È una verità in primo luogo interiore, che riguarda i sentimenti: la cui presenza, il cui soffio, può rendere vivi, e dunque veri e belli, anche i personaggi immaginari di un film. Questa premessa, che ha certo il torto di trattare in termini spicci questioni complesse e controverse, è però opportuna a proposito di un film dove tutto, o quasi tutto, è falso, e ostentatamente falso: Django unchained di Quentin Tarantino.
Beninteso: il film è ambientato ai tempi dello schiavismo negli Stati dell’America del Sud, e lo schiavismo è una verità storica. Ma, guardando il film di Tarantino, più che alla Storia, viene da pensare al cinema; e cioè a come il cinema ha già trattato i temi e i personaggi del film (che abbonda del resto di citazioni cinematografiche). I primi film che vengono in mente sono i western, dal momento che i due protagonisti di Django sono cacciatori di taglie. E non soltanto i western americani, ma anche le loro più tarde imitazioni italiane (i cosiddetti: “spaghetti western”).

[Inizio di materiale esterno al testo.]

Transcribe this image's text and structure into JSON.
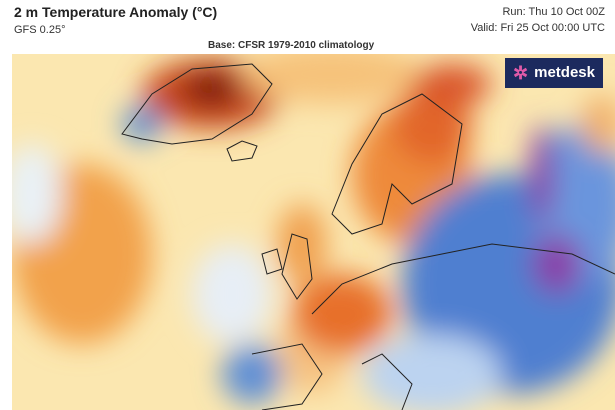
{
  "header": {
    "title": "2 m Temperature Anomaly (°C)",
    "model": "GFS 0.25°",
    "base": "Base: CFSR 1979-2010 climatology",
    "run": "Run: Thu 10 Oct 00Z",
    "valid": "Valid: Fri 25 Oct 00:00 UTC"
  },
  "logo": "metdesk"
}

I western raccontavano la nascita di una nazione, trasfigurata in un mito. Le imitazioni italiane erano, per così dire, il mito di un mito. Il film di Tarantino, che arriva per ultimo in questa trafila, è il mito di un mito di un mito; o se preferite, un’imitazione di terzo grado. Dietro tanti schermi, si capisce come il senso della verità si sia quasi del tutto volatilizzato. E parlo appunto di verità artistica. Consideriamo i due protagonisti del film.

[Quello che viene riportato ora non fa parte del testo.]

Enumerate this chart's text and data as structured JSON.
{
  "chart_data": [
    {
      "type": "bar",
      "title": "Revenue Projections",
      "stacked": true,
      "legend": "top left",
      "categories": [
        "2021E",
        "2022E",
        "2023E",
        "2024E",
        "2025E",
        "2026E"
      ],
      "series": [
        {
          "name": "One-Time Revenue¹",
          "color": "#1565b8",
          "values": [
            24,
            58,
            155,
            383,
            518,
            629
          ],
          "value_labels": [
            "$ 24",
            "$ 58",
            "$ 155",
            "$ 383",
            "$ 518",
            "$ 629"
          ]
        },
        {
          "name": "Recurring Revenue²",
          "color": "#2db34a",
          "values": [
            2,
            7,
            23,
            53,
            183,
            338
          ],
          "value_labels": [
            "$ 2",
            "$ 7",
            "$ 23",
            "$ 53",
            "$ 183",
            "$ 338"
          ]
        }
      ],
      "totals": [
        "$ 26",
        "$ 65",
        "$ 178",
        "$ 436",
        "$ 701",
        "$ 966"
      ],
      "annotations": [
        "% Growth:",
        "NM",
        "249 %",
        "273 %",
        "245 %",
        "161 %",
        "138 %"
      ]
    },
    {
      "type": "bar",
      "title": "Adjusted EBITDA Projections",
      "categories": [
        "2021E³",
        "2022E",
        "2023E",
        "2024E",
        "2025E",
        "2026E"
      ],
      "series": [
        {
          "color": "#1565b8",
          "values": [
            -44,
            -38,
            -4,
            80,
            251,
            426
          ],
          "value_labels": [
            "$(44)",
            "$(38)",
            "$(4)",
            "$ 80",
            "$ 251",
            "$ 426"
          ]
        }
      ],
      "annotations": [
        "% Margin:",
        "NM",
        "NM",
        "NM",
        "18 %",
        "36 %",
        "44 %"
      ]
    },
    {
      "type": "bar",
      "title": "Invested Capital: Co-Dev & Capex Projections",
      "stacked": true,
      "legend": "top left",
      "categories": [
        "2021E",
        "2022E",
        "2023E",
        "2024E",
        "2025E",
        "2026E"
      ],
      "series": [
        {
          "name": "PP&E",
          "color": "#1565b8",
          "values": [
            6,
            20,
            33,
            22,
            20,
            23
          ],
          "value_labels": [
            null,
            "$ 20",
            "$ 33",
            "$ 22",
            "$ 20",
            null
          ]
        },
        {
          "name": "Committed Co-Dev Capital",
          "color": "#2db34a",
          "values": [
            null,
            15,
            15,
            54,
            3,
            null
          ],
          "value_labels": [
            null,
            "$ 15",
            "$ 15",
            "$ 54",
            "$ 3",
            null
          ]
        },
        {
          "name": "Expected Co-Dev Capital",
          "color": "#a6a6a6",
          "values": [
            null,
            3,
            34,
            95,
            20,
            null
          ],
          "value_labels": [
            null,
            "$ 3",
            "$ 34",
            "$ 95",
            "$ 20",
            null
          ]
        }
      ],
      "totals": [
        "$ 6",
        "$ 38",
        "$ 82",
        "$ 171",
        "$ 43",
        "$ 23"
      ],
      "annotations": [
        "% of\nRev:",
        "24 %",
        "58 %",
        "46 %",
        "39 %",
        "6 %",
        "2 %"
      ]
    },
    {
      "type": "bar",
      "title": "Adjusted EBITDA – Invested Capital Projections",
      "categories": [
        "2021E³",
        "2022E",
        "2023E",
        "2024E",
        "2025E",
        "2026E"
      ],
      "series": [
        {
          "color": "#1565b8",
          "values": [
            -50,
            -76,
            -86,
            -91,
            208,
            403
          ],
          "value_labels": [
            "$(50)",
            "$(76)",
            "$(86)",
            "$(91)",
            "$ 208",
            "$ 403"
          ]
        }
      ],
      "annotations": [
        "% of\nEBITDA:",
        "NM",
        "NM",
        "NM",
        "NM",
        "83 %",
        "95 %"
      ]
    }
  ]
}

Il cacciatore di taglie bianco veste da gentiluomo; parla in modo quasi ridicolmente forbito; ma ha la rivoltella così rapida che può compiere un massacro a bruciapelo. Il suo alleato nero, Django appunto, è la maschera della vendetta. Ma sotto un’apparenza fredda e spietata, nasconde un cuore tenero: è capace di sottoporsi a prove pericolosissime e a sofferenze inaudite, pur di liberare dalla schiavitù la ragazza di cui è innamorato. Si tratta appunto di maschere, di clichés, di meccanismi elementari. Del resto Tarantino non pretende che crediamo alla loro verità, così come a quella dei comprimari; o delle tante stragi di cui i due sono autori, folgoranti come le gag di un film comico.
Django unchained è, in gran parte, l’accurato, appassionato rifacimento dei film di un certo filone; e allo stesso tempo è la loro parodia. Ma allora tutto è falso nel film di Tarantino? Questa sarebbe una conclusione frettolosa, perché a contrasto con la falsità dominante, sono incuneati nel film dei momenti di lancinante verità.

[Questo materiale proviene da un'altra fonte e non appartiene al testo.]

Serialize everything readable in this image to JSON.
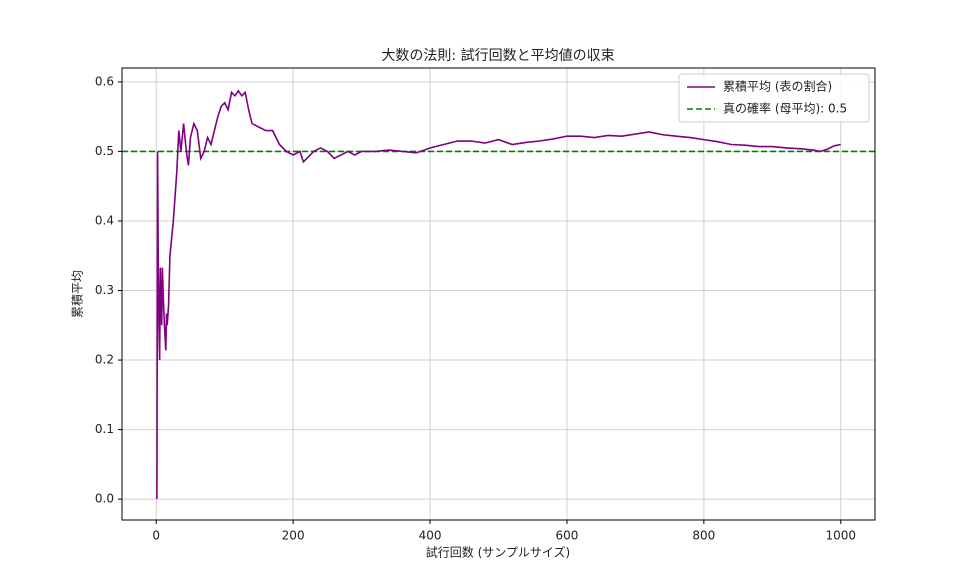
{
  "chart_data": {
    "type": "line",
    "title": "大数の法則: 試行回数と平均値の収束",
    "xlabel": "試行回数 (サンプルサイズ)",
    "ylabel": "累積平均",
    "series": [
      {
        "name": "累積平均 (表の割合)",
        "color": "purple",
        "x": [
          1,
          2,
          3,
          4,
          5,
          6,
          7,
          8,
          9,
          10,
          11,
          12,
          13,
          14,
          15,
          16,
          18,
          20,
          25,
          30,
          33,
          36,
          40,
          44,
          47,
          50,
          55,
          60,
          65,
          70,
          75,
          80,
          85,
          90,
          95,
          100,
          105,
          110,
          115,
          120,
          125,
          130,
          135,
          140,
          150,
          160,
          170,
          180,
          190,
          200,
          210,
          215,
          220,
          230,
          240,
          250,
          260,
          270,
          280,
          290,
          300,
          320,
          340,
          360,
          380,
          400,
          420,
          440,
          460,
          480,
          500,
          520,
          540,
          560,
          580,
          600,
          620,
          640,
          660,
          680,
          700,
          720,
          740,
          760,
          780,
          800,
          820,
          840,
          860,
          880,
          900,
          920,
          940,
          960,
          970,
          980,
          990,
          1000
        ],
        "values": [
          0,
          0.5,
          0.333,
          0.25,
          0.2,
          0.333,
          0.286,
          0.25,
          0.333,
          0.3,
          0.273,
          0.25,
          0.231,
          0.214,
          0.267,
          0.25,
          0.278,
          0.35,
          0.4,
          0.47,
          0.53,
          0.5,
          0.54,
          0.5,
          0.48,
          0.52,
          0.54,
          0.53,
          0.49,
          0.5,
          0.52,
          0.51,
          0.53,
          0.55,
          0.565,
          0.57,
          0.56,
          0.585,
          0.58,
          0.587,
          0.58,
          0.585,
          0.56,
          0.54,
          0.535,
          0.53,
          0.53,
          0.51,
          0.5,
          0.495,
          0.5,
          0.485,
          0.49,
          0.5,
          0.505,
          0.5,
          0.49,
          0.495,
          0.5,
          0.495,
          0.5,
          0.5,
          0.502,
          0.5,
          0.498,
          0.505,
          0.51,
          0.515,
          0.515,
          0.512,
          0.517,
          0.51,
          0.513,
          0.515,
          0.518,
          0.522,
          0.522,
          0.52,
          0.523,
          0.522,
          0.525,
          0.528,
          0.524,
          0.522,
          0.52,
          0.517,
          0.514,
          0.51,
          0.509,
          0.507,
          0.507,
          0.505,
          0.504,
          0.502,
          0.5,
          0.503,
          0.508,
          0.51
        ]
      }
    ],
    "reference_line": {
      "name": "真の確率 (母平均): 0.5",
      "value": 0.5,
      "color": "green"
    },
    "xlim": [
      -50,
      1050
    ],
    "ylim": [
      -0.03,
      0.62
    ],
    "xticks": [
      0,
      200,
      400,
      600,
      800,
      1000
    ],
    "yticks": [
      {
        "value": 0,
        "label": "0.0"
      },
      0.1,
      0.2,
      0.3,
      0.4,
      0.5,
      0.6
    ],
    "grid": true,
    "legend": "upper right"
  }
}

Ecco per esempio un flashback dove il volto di uno schiavo, ingabbiato da una museruola, con gli occhi disorientati dal terrore – è stato catturato dopo un tentativo di fuga – è di fronte al volto del suo padrone che, non senza compiacimento, gli illustra la punizione tremenda che gli sarà inflitta. Oppure: nel salotto di un giovane gentiluomo, tra il divano e il caminetto, si intravvedono dei bagliori di corpi nudi. Scopriamo presto che sono due lottatori neri avvinghiati tra loro, che per il gusto del padrone di casa e dei suoi ospiti sono fatti combattere fino al massacro più cruento dello sconfitto.
O si pensi alla tante schiene nude, di uomini ma anche di una giovane donna, sfregiate dai colpi di frusta (il cui sibilo è evocato in uno dei brani principali della colonna sonora). Un po’ come nei romanzi del marchese de Sade, dove gli ambienti sono avvolti da un’aura leggendaria o favolosa, nel film di Tarantino a essere veri, perché sadicamente “sentiti”, sono i dettagli più crudeli del racconto. Hanno tutto il fascino delle cose proibite. Ma è un fascino che si accompagna sempre al senso del Male.